Considerações sobre o papel da Previdência Social no Brasil e as atuais reformas

Com a Constituição Federal de 1988, foi instituída a Seguridade Social, com base no tripé Saúde, Previdência e Assistência Social. Compreendendo as aposentadorias, pensões, auxílio-doença, salário-maternidade, salário-família, auxílio reclusão, SUS (Sistema Único de Saúde), dentre outros direitos do trabalhador.

Em 1990, foi criado o Instituto Nacional do Seguro Social (INSS), órgão resultante da fusão entre o INPS (Instituto Nacional de Previdência Social) e o Instituto de Administração Financeira da Previdência e Assistência Social (IAPAS). O processamento de dados da Previdência é feito pela Empresa de Tecnologia e Informações da Previdência Social, uma empresa pública brasileira, vinculada ao Ministério da Previdência Social, http://portal.dataprev.gov.br/

Nos últimos anos, três grandes reformas tiveram impacto direto na vida do trabalhador. Foram instituídas nos governos de Fernando Henrique Cardoso (PSDB), Luiz Inácio Lula da Silva (PT) e Dilma Rousseff (PT).

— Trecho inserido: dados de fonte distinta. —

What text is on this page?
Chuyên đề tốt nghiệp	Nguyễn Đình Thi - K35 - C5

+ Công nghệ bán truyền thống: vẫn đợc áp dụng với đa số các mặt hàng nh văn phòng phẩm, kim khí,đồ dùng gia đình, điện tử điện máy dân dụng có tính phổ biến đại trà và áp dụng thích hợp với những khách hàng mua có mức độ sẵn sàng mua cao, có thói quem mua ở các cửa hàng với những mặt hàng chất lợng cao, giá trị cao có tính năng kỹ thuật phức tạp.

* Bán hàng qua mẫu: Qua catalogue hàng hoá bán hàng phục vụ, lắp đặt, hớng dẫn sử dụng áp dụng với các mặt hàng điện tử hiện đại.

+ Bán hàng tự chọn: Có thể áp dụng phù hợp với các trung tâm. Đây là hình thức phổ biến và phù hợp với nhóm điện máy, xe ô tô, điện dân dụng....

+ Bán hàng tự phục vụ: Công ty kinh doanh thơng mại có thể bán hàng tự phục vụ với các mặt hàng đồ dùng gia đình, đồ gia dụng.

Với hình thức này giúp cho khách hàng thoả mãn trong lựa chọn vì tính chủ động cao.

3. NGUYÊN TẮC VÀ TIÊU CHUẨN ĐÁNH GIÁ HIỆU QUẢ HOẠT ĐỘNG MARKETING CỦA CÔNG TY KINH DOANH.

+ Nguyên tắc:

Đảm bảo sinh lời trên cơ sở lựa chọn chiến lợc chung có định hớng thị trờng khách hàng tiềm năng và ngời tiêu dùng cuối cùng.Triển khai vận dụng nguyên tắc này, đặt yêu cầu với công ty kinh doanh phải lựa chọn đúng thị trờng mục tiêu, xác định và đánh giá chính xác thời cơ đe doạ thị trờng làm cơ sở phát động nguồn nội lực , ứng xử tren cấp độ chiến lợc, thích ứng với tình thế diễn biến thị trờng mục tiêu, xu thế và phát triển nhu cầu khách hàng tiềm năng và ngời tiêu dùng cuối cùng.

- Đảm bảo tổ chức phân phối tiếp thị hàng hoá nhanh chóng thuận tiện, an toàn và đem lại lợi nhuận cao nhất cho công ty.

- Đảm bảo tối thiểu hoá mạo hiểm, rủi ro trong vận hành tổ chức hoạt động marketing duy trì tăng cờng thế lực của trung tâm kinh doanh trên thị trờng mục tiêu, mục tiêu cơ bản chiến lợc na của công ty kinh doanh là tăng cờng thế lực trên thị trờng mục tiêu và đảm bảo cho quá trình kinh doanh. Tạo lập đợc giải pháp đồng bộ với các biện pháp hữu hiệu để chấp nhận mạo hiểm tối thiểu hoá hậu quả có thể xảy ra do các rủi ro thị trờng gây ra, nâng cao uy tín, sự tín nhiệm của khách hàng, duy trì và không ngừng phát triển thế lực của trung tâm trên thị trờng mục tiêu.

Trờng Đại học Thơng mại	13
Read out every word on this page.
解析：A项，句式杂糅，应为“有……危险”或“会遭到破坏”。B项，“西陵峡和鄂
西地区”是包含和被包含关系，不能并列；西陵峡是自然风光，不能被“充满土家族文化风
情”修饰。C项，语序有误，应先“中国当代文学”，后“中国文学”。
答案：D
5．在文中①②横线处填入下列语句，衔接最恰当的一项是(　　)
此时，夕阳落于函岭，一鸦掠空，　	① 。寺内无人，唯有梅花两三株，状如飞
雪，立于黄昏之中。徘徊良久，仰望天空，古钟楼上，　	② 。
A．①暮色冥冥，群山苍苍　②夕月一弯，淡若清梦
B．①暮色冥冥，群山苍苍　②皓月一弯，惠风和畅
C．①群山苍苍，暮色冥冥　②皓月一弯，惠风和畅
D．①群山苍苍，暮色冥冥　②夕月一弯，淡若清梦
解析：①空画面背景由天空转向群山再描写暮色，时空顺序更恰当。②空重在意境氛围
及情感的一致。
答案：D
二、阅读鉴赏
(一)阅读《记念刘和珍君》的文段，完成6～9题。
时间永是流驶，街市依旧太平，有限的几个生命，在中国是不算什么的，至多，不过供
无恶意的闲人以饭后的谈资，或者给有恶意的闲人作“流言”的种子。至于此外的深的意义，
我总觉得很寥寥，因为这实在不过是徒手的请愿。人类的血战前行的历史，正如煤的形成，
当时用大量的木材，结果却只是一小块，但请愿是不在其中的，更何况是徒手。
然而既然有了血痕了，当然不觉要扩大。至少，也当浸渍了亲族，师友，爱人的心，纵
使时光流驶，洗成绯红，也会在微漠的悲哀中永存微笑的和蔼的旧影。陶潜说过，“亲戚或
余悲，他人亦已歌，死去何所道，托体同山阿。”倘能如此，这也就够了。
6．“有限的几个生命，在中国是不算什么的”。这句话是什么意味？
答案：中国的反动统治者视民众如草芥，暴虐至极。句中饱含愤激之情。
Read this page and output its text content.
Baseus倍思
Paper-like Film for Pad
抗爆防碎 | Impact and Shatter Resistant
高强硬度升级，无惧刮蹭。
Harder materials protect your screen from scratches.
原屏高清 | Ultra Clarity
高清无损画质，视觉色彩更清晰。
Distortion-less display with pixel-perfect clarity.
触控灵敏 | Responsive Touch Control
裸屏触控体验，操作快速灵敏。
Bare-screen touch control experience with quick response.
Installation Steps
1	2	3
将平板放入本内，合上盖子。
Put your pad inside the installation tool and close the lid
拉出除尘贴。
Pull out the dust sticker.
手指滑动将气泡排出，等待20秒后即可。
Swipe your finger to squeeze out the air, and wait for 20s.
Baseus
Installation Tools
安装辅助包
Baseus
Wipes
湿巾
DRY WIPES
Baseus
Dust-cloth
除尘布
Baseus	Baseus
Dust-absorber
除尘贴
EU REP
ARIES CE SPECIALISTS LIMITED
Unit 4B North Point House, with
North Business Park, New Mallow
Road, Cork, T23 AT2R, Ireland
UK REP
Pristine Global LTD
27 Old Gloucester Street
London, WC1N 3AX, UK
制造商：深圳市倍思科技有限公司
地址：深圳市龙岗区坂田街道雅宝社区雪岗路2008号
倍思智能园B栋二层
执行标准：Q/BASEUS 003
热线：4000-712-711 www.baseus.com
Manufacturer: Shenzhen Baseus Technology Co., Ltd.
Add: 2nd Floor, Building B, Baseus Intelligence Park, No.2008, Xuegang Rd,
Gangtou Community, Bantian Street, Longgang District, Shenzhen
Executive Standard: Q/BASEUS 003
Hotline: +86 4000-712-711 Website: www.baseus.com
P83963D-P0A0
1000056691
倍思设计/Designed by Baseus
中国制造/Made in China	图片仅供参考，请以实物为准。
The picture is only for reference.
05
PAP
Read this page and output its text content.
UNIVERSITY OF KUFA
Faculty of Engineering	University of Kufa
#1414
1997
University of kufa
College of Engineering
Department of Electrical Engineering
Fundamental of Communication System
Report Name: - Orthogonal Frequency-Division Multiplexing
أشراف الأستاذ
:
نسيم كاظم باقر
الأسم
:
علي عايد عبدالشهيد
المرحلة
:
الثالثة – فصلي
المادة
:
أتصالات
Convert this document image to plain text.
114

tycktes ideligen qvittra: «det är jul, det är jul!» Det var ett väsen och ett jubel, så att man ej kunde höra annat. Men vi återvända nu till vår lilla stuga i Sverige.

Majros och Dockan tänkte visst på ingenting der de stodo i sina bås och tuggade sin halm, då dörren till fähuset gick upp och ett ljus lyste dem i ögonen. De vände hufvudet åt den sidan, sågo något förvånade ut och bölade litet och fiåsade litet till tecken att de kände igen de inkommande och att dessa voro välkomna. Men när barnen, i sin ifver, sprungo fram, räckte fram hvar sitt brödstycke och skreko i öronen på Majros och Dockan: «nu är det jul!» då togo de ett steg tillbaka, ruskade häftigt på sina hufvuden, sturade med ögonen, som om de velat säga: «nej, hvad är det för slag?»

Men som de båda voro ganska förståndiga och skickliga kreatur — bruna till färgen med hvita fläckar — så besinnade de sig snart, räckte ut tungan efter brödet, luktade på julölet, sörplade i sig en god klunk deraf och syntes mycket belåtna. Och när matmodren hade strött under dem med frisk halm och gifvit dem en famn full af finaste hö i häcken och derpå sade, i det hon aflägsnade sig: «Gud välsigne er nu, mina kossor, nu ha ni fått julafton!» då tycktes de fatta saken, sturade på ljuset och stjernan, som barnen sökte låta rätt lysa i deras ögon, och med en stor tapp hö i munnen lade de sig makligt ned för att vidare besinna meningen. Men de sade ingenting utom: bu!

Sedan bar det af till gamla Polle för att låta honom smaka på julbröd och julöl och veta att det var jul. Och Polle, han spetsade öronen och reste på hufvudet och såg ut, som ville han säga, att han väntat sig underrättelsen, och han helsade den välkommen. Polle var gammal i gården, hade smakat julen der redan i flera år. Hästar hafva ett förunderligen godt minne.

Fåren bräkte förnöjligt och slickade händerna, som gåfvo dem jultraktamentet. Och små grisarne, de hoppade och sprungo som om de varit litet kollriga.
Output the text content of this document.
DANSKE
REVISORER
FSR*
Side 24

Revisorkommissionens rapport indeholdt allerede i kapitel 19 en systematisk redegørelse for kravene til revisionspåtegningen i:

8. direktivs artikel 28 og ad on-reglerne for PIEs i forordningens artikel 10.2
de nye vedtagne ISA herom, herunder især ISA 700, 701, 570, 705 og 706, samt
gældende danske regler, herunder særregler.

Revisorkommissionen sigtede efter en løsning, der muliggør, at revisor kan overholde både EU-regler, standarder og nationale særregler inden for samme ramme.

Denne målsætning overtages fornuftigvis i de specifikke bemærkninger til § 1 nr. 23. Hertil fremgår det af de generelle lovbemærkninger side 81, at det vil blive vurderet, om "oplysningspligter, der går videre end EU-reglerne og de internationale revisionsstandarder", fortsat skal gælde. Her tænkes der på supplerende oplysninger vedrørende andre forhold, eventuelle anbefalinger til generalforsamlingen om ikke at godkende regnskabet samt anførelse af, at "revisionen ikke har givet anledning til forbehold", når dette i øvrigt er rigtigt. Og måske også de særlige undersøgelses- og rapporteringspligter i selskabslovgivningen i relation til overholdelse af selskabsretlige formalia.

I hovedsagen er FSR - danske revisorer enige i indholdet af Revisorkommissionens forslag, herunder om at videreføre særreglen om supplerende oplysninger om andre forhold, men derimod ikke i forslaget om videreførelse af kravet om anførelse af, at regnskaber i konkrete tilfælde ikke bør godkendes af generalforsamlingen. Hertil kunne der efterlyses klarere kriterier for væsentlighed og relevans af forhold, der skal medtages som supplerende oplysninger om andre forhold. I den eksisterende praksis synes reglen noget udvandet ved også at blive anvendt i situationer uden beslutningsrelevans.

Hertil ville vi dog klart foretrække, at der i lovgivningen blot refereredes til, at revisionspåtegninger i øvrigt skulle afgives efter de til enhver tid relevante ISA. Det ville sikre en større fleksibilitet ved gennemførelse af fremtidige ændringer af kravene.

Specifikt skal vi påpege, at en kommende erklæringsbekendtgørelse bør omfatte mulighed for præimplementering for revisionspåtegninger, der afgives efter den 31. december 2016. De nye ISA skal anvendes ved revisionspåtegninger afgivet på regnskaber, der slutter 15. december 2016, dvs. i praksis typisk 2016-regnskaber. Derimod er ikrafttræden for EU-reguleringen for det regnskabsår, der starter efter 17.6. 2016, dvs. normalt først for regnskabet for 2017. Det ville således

FHC: de tempo de serviço para tempo de contribuição Em 1998, foi aprovada pelo Congresso Nacional a Emenda Constitucional 20. A principal mudança foi que, para se aposentar, não seria mais levado em conta o tempo de serviço do trabalhador. O governo estabeleceu um período mínimo de contribuição para se aposentar: 35 anos para os homens e 30 para as mulheres. Para os funcionários públicos, fixou um período mínimo de permanência para pedir a aposentadoria: 10 anos no serviço público e cinco no cargo. Naquele ano, o governo tentou estabelecer uma idade mínima para a aposentadoria de todos os trabalhadores, mas o projeto foi derrotado na Câmara dos Deputados por um voto. O deputado Antônio Kandir, que apoiava a reforma, votou errado e se absteve. Também no governo FHC foi aprovado o chamado fator previdenciário: fórmula usada para reduzir o benefício de quem pretende se aposentar mais cedo. O cálculo, complexo, leva em consideração fatores como a idade do contribuinte e a média das contribuições ao INSS no decorrer da carreira.

Lula: foco nos servidores públicos Em 2003, o ex-presidente Lula promoveu uma nova reforma da Previdência, mas o alvo principal foi o funcionalismo público. A Emenda Constitucional 41 alterou o cálculo dos benefícios. Em vez de receber o salário integral de quando estava na ativa, o benefício do servidor aposentado passou a ser calculado de acordo com a média de sua contribuição a um fundo de previdência. Além disso, o governo passou a cobrar 11% de contribuição previdenciária servidores já aposentados e criou um teto para aposentadorias dos servidores estaduais e federais.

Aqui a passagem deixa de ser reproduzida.